Le Conseil de l’Europe en octobre 2017 rapport a déclaré que les circumstances dans la jail de Gobustan étaient «inacceptables», et a appelé à sa fermeture, faisant half de ses préoccupations concernant les informations faisant état de «mauvais traitements et de torture de prisonniers».

Un porte-parole du comité anti-torture du Conseil de l’Europe a déclaré à MEE a visité la jail et d’autres établissements en Azerbaïdjan en décembre, mais n’ont pas pu divulguer leurs conclusions avant que le rapport ne soit adopté «plus tard cette année».

Près de trois mois après la disparition de Najarian, la famille a le sentiment d’avoir fait tout ce qu’elle pouvait – et donné aux groupes de défense des droits ‘ rapports sur les circumstances de détention, ils craignent le pire.

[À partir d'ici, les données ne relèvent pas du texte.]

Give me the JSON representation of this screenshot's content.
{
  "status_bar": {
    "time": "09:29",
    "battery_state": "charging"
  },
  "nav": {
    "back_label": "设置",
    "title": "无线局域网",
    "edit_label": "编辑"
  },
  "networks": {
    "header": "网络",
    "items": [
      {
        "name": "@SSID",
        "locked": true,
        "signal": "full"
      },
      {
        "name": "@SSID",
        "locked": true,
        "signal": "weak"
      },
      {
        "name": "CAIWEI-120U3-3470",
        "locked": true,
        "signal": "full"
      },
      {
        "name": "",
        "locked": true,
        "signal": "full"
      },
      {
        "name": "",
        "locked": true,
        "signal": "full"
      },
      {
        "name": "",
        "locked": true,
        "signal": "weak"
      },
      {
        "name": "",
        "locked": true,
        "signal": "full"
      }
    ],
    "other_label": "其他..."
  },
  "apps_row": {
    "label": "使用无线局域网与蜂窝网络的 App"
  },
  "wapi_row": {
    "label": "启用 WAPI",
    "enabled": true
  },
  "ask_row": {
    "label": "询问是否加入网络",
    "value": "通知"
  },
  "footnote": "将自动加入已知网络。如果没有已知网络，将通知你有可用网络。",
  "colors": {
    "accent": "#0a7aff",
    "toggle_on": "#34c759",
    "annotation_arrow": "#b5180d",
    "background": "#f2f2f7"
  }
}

«Nous avons peur pour la vie de Maral», a déclaré Ani à MEE. «Que lui ont-ils fait pour ne pas être examinée par un médecin et nous envoyer les résultats pour garantir si elle va bien ou non?»

Les autorités libanaises n’ont publié aucune déclaration sur la détention de Najarian, mais ont récemment obtenu le retour de huit détenus libanais des Émirats arabes unis le 2 février, tandis que trois marins libanais enlevés par des pirates nigérians étaient libéré fin décembre.

«Les Libanais ont négocié et les ont ramenés du Nigéria, et ils ont serré leurs familles dans leurs bras à l’aéroport», a déclaré Vartan avec colère. «Ne sommes-nous pas libanais aussi?»